Chronique dramatique
3étoile(s) 3étoile(s) 3étoile(s) 3étoile(s) 3étoile(s)

Coup de coeurLES BUREAUX DE DIEU

Claire Simon ( France - distributeur : Cinélibre)

Natahlie Baye, Nicole Garcia, Béatrice Dalle, Isabelle Carré, Michel Boujenah, Marie Laforet, Rachida Brakni.

120 min.
12 novembre 2008
LES BUREAUX DE DIEU

Approcher petit à petit ce que c’est que d’être une femme. Ecouter des femmes parler de leur sexualité, de leurs inquiétudes, de leurs incertitudes, de leurs corps. Ecouter mais pas juger, tenter de comprendre, tenter d’aider. Acquérir le regard d’un Dieu bienveillant qui veille sans brusquer.

Claire Simon pose sa caméra dans un planning familiale. Elle laisse son regard traîner sur les différentes personnes qui s’y trouvent : celles qui y travaillent, celles qui viennent y chercher un conseil, un réconfort, une aide.

Pendant plusieurs années, la réalisatrice a recueilli des témoignages distillés au sein de ce type d’institution, discrète et essentielle. Elle a enregistré des dizaines de conversations, de mots échangés entre assistantes sociales et adolescentes, entre médecins et jeunes filles. Sur base de ce matériel documentaire, Claire Simon a extrait les échanges qu’elle estimait les plus significatifs, les plus représentatifs de l’univers d’un planning, pour les mettre en scène au sein d’une fiction.

Une fiction qui s’articule donc autour d’un fond ontologique réel, une base en prise directe avec la réalité qui est reprise, jouée par des actrices professionnelles et non-professionnelles.

Pour incarner les assistantes sociales, la réalisatrice a opté pour une série de comédiennes connues, des figures reconnaissables, emblématiques même : Nathalie Baye, Béatrice Dalle, Isabelle Carré, Nicole Garcia, Marie Laforêt, Rachida Brakni, autant de visages attentifs à l’écoute des récits qui leurs sont confiés.

Il fallait des actrices confirmées pour ces rôles, capables de pouvoir se fondre dans ces personnages ordinaires tout en déployant leur talent pour incarner ces êtres d’écoute. Ce sont des réceptacles, des poches qui captent les mots dans l’air, les digèrent et en ressortent l’aide qu’ils nécessitent.

En face d’elles, des inconnues se succèdent. Comme pour raviver la dimension réaliste du discours qu’elles déclinent. Il semble qu’elles distillent une part de leur propre vécu, un morceau de leur vie réelle. Leur anonymat ancre la véracité des mots qu’elles assènent. 

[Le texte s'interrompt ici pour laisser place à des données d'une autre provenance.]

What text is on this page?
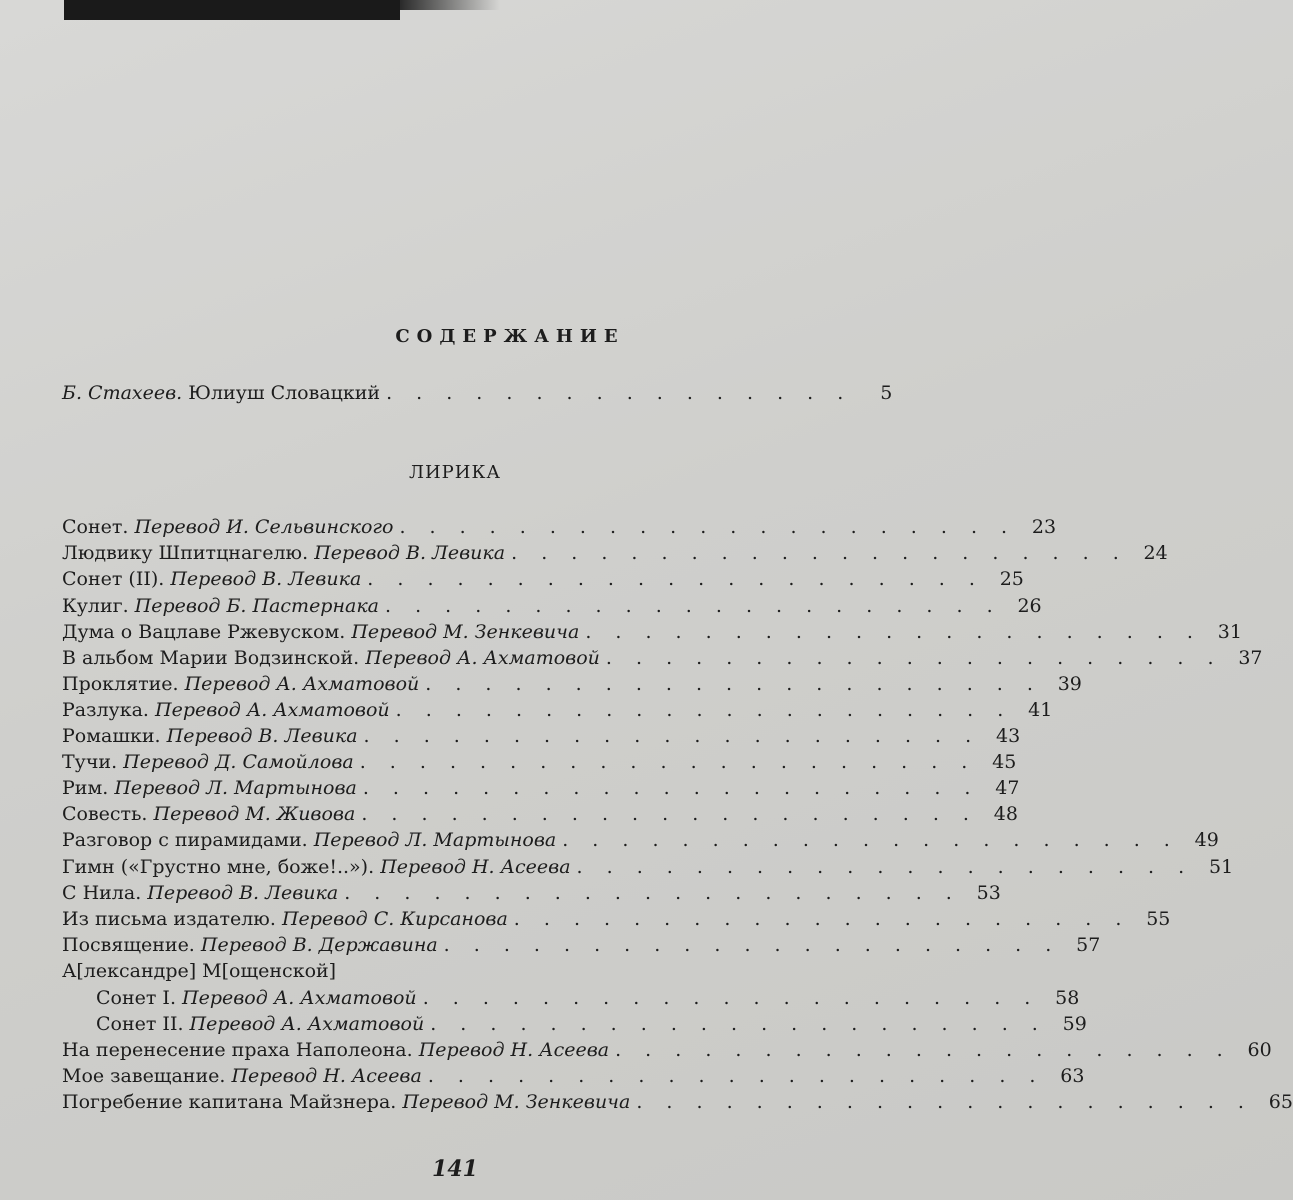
СОДЕРЖАНИЕ
Б. Стахеев. Юлиуш Словацкий . . . . . . . . . . . . . . . .	5
ЛИРИКА
Сонет. Перевод И. Сельвинского . . . . . . . . . . . . . . . . . . . . . 23
Людвику Шпитцнагелю. Перевод В. Левика . . . . . . . . . . . . . . . . . . . . . 24
Сонет (II). Перевод В. Левика . . . . . . . . . . . . . . . . . . . . . 25
Кулиг. Перевод Б. Пастернака . . . . . . . . . . . . . . . . . . . . . 26
Дума о Вацлаве Ржевуском. Перевод М. Зенкевича . . . . . . . . . . . . . . . . . . . . . 31
В альбом Марии Водзинской. Перевод А. Ахматовой . . . . . . . . . . . . . . . . . . . . . 37
Проклятие. Перевод А. Ахматовой . . . . . . . . . . . . . . . . . . . . . 39
Разлука. Перевод А. Ахматовой . . . . . . . . . . . . . . . . . . . . . 41
Ромашки. Перевод В. Левика . . . . . . . . . . . . . . . . . . . . . 43
Тучи. Перевод Д. Самойлова . . . . . . . . . . . . . . . . . . . . . 45
Рим. Перевод Л. Мартынова . . . . . . . . . . . . . . . . . . . . . 47
Совесть. Перевод М. Живова . . . . . . . . . . . . . . . . . . . . . 48
Разговор с пирамидами. Перевод Л. Мартынова . . . . . . . . . . . . . . . . . . . . . 49
Гимн («Грустно мне, боже!..»). Перевод Н. Асеева . . . . . . . . . . . . . . . . . . . . . 51
С Нила. Перевод В. Левика . . . . . . . . . . . . . . . . . . . . . 53
Из письма издателю. Перевод С. Кирсанова . . . . . . . . . . . . . . . . . . . . . 55
Посвящение. Перевод В. Державина . . . . . . . . . . . . . . . . . . . . . 57
А[лександре] М[ощенской]
Сонет I. Перевод А. Ахматовой . . . . . . . . . . . . . . . . . . . . . 58
Сонет II. Перевод А. Ахматовой . . . . . . . . . . . . . . . . . . . . . 59
На перенесение праха Наполеона. Перевод Н. Асеева . . . . . . . . . . . . . . . . . . . . . 60
Мое завещание. Перевод Н. Асеева . . . . . . . . . . . . . . . . . . . . . 63
Погребение капитана Майзнера. Перевод М. Зенкевича . . . . . . . . . . . . . . . . . . . . . 65
141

Ainsi, le fond documentaire est suggéré sans être martelé. Il existe, et cela suffit à emmener le spectateur, à l’impressionner dans le sens premier du terme, à incruster la donnée réelle dans son regard. Ce dernier observe « Les Bureaux de Dieu » avec l’impression d’être immergé dans cet univers de liberté, cet espace dévolu aux femmes, quelles qu’elles soient, quelques demandes qu’elles formulent.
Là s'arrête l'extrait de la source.